The Soul Entered the Body and Knew the Way Home
Philo and Ginzberg picture the soul entering the body with a task, learning through breath and appetite and action, then turning back toward its source.
Table of Contents
The soul did not arrive in the body by accident. It arrived with work to do. Philo of Alexandria, writing in the first century CE, could not accept the idea that a rational soul entered human life without a specific purpose for being there.
The purpose shapes everything about what the body is for.
Why the Soul Enters at All
The Midrash of Philo, based on Philo's first-century Jewish philosophical writings, reads the human being as a soul in transit through material existence. Philo approaches the name Enos, which simply means man in Hebrew, and reads it as pointing toward the rational part of the soul, the intellectual faculty that distinguishes human beings from animals and connects them to the divine source they came from.

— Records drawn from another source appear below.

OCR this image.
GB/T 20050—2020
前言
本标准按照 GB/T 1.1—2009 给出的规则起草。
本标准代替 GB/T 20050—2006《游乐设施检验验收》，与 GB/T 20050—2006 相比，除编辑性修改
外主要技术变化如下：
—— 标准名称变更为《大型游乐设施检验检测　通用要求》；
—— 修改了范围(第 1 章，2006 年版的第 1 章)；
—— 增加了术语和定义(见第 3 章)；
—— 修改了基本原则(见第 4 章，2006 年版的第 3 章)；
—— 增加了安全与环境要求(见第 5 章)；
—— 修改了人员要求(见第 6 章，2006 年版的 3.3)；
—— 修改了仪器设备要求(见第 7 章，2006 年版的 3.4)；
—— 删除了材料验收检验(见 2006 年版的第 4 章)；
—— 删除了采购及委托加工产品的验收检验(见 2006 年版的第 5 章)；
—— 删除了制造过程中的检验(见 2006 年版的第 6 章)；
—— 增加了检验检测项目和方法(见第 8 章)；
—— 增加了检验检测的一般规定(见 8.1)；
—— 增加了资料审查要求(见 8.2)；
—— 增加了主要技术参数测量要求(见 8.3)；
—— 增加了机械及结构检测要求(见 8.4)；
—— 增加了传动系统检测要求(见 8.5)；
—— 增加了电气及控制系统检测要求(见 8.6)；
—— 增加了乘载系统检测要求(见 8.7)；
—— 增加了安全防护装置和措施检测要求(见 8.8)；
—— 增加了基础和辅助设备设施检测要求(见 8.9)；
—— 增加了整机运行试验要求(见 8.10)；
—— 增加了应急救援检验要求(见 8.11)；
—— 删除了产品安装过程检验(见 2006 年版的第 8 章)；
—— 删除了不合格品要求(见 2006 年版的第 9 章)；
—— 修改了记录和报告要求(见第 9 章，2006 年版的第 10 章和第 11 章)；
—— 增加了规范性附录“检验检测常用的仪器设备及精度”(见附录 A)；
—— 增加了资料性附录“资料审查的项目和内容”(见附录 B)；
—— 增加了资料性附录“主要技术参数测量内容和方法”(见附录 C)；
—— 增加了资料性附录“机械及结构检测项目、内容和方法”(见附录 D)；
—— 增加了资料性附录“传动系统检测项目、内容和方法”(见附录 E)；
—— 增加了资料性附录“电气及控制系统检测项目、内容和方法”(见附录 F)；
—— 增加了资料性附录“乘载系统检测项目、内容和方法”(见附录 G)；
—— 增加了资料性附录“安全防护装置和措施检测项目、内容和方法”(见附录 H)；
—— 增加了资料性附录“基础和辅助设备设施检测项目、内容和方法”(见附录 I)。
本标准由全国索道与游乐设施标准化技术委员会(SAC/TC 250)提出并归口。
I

The soul enters embodied life as a traveler entering a house built for instruction. The body is not a prison. It is the place where the soul learns what it is, where it encounters appetite, reason, memory, speech, fear, and choice. Without the body, the soul would have no curriculum. The descent into matter is not a punishment. It is an education that cannot be completed any other way.
Birth is therefore assignment. A person arrives in the world carrying a spark that did not begin with the body and will not be exhausted by it. The assignment requires entering a world of meals, injuries, debts, friendships, aging, and work. Philo's myth gives ordinary life metaphysical weight. What looks like the daily routine of an average human being is the terrain where the soul discovers whether it will remember its source.
What Kind of Soul Lives in the Body
A second passage from the Midrash of Philo, drawing on Philo's interpretation of Noah, presses the question of what the soul is and what it contributes. Philo is interested in the merit of a single just individual and whether that merit can extend protection and benefit to others. Noah is the test case. His righteousness was sufficient to preserve a remnant of life from the flood.
The soul in Philo's thought is not a private possession. It carries consequences beyond the body it inhabits. A righteous soul shelters those around it. A compromised soul fails those around it. This is not a minor ethical point. It means that the soul's journey through the body has external effects on creation, not only internal effects on the soul itself. The soul that remembers its source and acts accordingly changes the moral atmosphere of the world it occupies.
Where God Placed Adam's Soul
Legends of the Jews, Louis Ginzberg's early twentieth-century synthesis of rabbinic and aggadic tradition, preserves a striking account of the soul's initial placement in the first body. God is preparing to breathe the neshama into Adam. The question is where to place it. God considers the mouth: it might speak harmful words. God considers the eyes: they might be used for lustful looking. God considers the ears: they might receive slander and hold it.
God chooses the nostrils. Why the nostrils? Because the nose does not lie. What enters the nose enters directly. What leaves the nose is breath, the ruach, the same word that means both wind and spirit. The soul enters through the organ that breathes, because breathing is the most continuous and most honest activity the body performs. Every breath is an invisible repetition of the original breath that made Adam live.
The soul placed in the nostrils is a soul that is renewed with every breath. It cannot hold still in its container. It moves in and out with the air. It is present and returning, present and returning, for every moment of a human life.
The Soul's Journey After the Body
Philo, interpreting the phrase you shall go to your fathers (Genesis 15:15), refuses the obvious reading that it means simply joining one's ancestors in the grave. He argues that the phrase describes the soul's return to its origin. Death is not extinguishing. It is the incorruptible soul leaving the mortal body and returning to its source, the way a traveler who has completed a mission returns home.
The soul's journey into the body was always round-trip. Philo paints the return as a homecoming: the soul going back to what it was before the body, to the realm of pure intellect and divine presence from which it came. The body was the field assignment. The return is the debrief.
What was learned in the body is not lost at death. It is carried back. The soul returns knowing what it knows because of what it experienced in a body subject to time, appetite, loss, and choice. The encounter with material life has left the soul different from what it was before it descended. The difference is the point of having gone down at all.